Tiros contra caravana de Lula foram ataque planejado, diz delegado

O delegado Helder Laudia, que investiga o ataque à caravana do ex-presidente Lula, pediu mais 30 dias ao Ministério Públ..

Jordana Martinez - 02 de maio de 2018, 17:44

QUEDAS DO IGUAÇU,PR,28.03.2018:ATENTADO-ÔNIBUS-CARAVANA-LULA-PELO-BRASIL - Polícia Civil faz perícia nos ônibus da Caravana Lula pelo Brasil - Região Sul alvejados por projeteis, nesta terça-feira (27), na rodovia entre os municípios de Quedas do Iguaçu e Laranjeiras do Sul, no interior do Paraná. (Foto: Joka Madruga/Futura Press/Folhapress)
QUEDAS DO IGUAÇU,PR,28.03.2018:ATENTADO-ÔNIBUS-CARAVANA-LULA-PELO-BRASIL - Polícia Civil faz perícia nos ônibus da Caravana Lula pelo Brasil - Região Sul alvejados por projeteis, nesta terça-feira (27), na rodovia entre os municípios de Quedas do Iguaçu e Laranjeiras do Sul, no interior do Paraná. (Foto: Joka Madruga/Futura Press/Folhapress)

O delegado Helder Laudia, que investiga o ataque à caravana do ex-presidente Lula, pediu mais 30 dias ao Ministério Público para concluir o inquérito. O delegado afirma que o atirador tinha a intenção de acertar o ônibus que levava integrantes e apoiadores do Partido dos Trabalhadores.

O ataque à caravana aconteceu no último dia 27 de março, entre as cidades de Quedas do Iguaçu, no Oeste, e Laranjeiras do Sul, na Região Central do Paraná.

Para o delegado Helder Laudia, a perícia permite descartar a hipótese de que a pessoa que atirou contra o ônibus tenha disparado um tiro acidental.

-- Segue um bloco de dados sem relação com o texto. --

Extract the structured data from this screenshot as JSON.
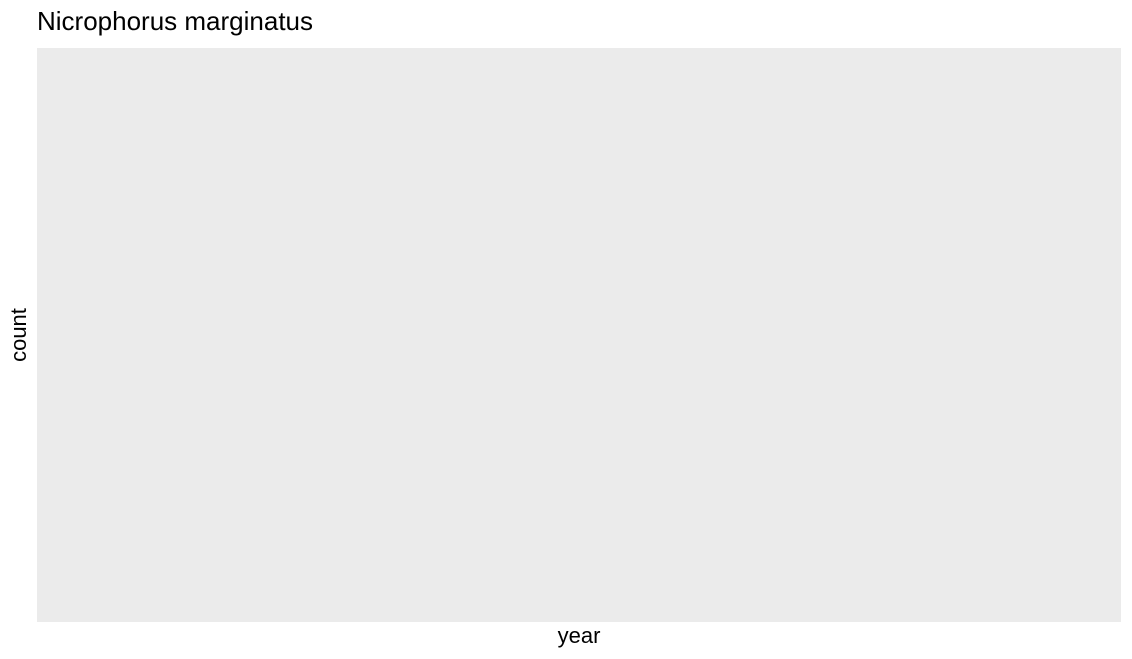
{
  "chart_data": {
    "type": "bar",
    "title": "Nicrophorus marginatus",
    "xlabel": "year",
    "ylabel": "count",
    "categories": [],
    "values": [],
    "grid": false,
    "legend": "none",
    "colors": {
      "panel_background": "#ebebeb",
      "page_background": "#ffffff",
      "text": "#000000"
    }
  }
}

"Ela (a pessoa que atirou) olhou, ela mirou ali, mas também ela, pelo que os peritos levantaram, usou um calibre muito fraco. Uma garrucha 32 é difícil de transfixar uma lataria, não é um calibre forte. Foi dado (o tiro) no ônibus e a pessoa tinha a intenção de atirar", afirmou

O crime é investigado como disparo com arma de fogo com dano provocado. Até agora, o delegado já ouviu 30 testemunhas, entre passageiros do ônibus, policiais, moradores e integrantes da caravana. Foi por meio do depoimento delas que foi possível identificar o local em que o ataque aconteceu. A polícia ainda trabalha para ouvir outras pessoas.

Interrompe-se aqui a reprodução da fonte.